Tiga Puluh Tiga

5.7K 317 5
                                    

Vero duduk di sofa ruang keluarga, menunggu Darrel yang masih belum keluar dari kamarnya. Ia melirik jam dinding yang berada di atas televisi. Pukul dua lebih empat puluh delapan menit.

"Ini udah lebih dari lima belas menit yang perintah Darrel tadi, kenapa dia yang ngaret sih? Nyebelin banget. Tau gitu gue gak usah buru-buru aja." Pikir Vero.

Vero masuk ke dalam kamarnya dan mencari jaket yang agak tebal, agar tidak kedinginan. Maklum, Bandung memang selalu dingin. Apalagi di waktu dini hari seperti sekarang.

Vero mencari-cari jaket yang sekiranya cukup membuatnya hangat. Ia pun memilih sebuah jaket yang panjangnya sampai lutut  berwarna khaki.

Vero keluar dari kamar dan kembali melihat jam. Lima menit lagi jam tiga, namun belum ada tanda-tanda Darrel sudah keluar dari kamarnya.

"Apa gue beneran salah denger? Atau tadi gue mimpi ya? Lagian tadi dia gak bilang mau ngapain ke Bandung jam segini.." Vero semakin berpikiran aneh.

Tidak ingin menunggu yang tidak jelas, akhirnya Vero memberanikan diri mengetuk pintu kamar Darrel.

Tok tok!

"Darrel, lo udah siap?"

Tidak ada jawaban dari dalam.

"Darrel.." Vero menempelkan telinganya di daun pintu kamar Darrel.

Masih tak ada jawaban.

"Gue masuk ya?"

Cklek!

Pintu terbuka. Di hadapannya, Vero hanya bisa melihat kegelapan yang begitu pekat.

"Rel?"

Vero masuk ke dalam dengan meraba dinding, berharap ada saklar listrik. Ia sangat jarang masuk ke dalam kamar Darrel, sehingga ia tidak hapal dimana letak saklar untuk menyalakan lampu di kamar itu.
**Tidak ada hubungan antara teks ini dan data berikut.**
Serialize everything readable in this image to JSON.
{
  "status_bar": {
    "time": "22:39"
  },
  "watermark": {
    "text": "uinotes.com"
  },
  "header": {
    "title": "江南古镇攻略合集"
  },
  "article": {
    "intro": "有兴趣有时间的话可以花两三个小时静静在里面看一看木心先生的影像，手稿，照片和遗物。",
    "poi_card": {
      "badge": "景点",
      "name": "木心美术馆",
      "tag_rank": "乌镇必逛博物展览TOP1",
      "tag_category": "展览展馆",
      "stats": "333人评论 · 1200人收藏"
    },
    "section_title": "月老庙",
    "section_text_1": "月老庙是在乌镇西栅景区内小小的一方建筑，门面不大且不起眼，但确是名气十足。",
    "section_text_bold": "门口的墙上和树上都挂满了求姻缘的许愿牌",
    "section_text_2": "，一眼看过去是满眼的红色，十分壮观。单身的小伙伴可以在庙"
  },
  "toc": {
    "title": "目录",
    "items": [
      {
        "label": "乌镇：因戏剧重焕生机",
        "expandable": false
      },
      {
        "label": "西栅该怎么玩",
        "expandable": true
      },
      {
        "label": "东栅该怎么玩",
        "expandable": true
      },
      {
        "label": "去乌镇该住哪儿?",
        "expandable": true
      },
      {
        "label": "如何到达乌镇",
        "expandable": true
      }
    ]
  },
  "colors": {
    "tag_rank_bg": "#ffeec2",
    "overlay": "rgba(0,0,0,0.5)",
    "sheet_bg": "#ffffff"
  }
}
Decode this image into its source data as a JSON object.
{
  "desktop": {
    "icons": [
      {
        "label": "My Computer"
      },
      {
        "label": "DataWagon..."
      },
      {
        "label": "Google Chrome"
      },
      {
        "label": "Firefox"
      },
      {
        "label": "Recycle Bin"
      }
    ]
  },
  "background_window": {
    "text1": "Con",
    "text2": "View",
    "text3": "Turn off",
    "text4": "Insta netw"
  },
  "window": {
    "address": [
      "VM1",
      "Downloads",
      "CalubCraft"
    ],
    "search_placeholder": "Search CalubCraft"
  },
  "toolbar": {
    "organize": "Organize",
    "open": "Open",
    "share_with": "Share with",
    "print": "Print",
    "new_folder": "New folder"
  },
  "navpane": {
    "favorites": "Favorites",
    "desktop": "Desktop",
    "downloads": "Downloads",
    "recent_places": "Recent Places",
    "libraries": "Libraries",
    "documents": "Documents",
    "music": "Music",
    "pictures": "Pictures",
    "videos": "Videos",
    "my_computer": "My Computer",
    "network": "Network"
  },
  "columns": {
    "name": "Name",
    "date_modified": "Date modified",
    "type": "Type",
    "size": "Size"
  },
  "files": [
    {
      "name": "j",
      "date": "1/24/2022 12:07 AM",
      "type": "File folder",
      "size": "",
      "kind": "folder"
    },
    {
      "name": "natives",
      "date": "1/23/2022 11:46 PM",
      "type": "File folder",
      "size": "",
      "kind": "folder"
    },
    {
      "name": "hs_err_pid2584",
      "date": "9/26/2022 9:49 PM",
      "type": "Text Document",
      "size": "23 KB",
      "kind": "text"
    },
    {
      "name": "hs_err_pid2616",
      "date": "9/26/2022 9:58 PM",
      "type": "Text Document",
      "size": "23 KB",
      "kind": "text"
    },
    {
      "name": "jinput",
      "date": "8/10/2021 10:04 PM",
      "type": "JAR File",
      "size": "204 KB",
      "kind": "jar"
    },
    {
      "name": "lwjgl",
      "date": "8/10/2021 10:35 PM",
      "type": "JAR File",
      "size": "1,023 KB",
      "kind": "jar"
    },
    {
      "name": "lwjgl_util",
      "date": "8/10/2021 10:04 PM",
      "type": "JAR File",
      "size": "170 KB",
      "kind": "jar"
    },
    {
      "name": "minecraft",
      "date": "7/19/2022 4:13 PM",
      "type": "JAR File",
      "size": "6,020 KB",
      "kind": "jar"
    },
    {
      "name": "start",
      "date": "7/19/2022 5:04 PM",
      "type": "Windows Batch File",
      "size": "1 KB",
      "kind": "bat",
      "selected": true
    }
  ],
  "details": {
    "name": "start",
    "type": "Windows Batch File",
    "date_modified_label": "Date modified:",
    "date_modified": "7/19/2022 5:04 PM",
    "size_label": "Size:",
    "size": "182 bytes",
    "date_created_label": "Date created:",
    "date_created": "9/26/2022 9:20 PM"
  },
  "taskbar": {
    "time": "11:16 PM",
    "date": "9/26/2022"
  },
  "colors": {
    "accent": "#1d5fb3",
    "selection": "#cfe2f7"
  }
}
Baru beberapa langkah ia masuk ke dalam kamar, matanya mulai beradaptasi dan mendapati siluet kepala seseorang yang sedang menunduk di pojokan kamar tersebut.

"Astaga! Rel, lo kenapa?" Vero berlari dan duduk di hadapan Darrel.

Cahaya remang-remang dari lampu jalan menyinari tempat Darrel berada. Di hadapannya, tampak Darrel sedang menunduk dengan memeluk kedua lututnya.

"Rel.." Vero mengusap pelan punggung tangan Darrel, sehingga lelaki itu mengangkat wajahnya dan menatap Vero. Tatapannya begitu sayu, kelopak matanya agak sembab, di pipinya tampak aliran bekas air mata, membentuk sungai-sungai kecil yang mulai mengering.

"Lo kenapa?"

"Kakek, Ver.. kakek.."

"Kakek? Kakek kenapa?"

Air mata Darrel kembali mengalir di pipinya.

Segelintir perasaan tak enak menyeruak. Vero takut apa yang ia pikirkan memang terjadi. Nggak mungkin, kakek pasti baik-baik aja. Pikir Vero.

"Biar gue yang nyetir ya?"

Darrel mengangguk pasrah.

Please, jangan terjadi.. pinta Vero dalam hatinya.

***

Langit sudah lebih terang. Matahari mulai mengintip di ufuk timur. Vero melambatkan laju mobilnya ketika mereka sudah dekat dengan rumah mertuanya. Di kiri-kanan jalan terlihat beberapa mobil terparkir. Juga beberapa orang berpakaian hitam yang berlalu-lalang. Tepat di gerbang rumah itu, Vero melihat bendera kuning melambai diterpa angin pagi. Vero menghentikan mobil itu  di depan rumah yang sangat dikenalnya dalam satu tahun ini.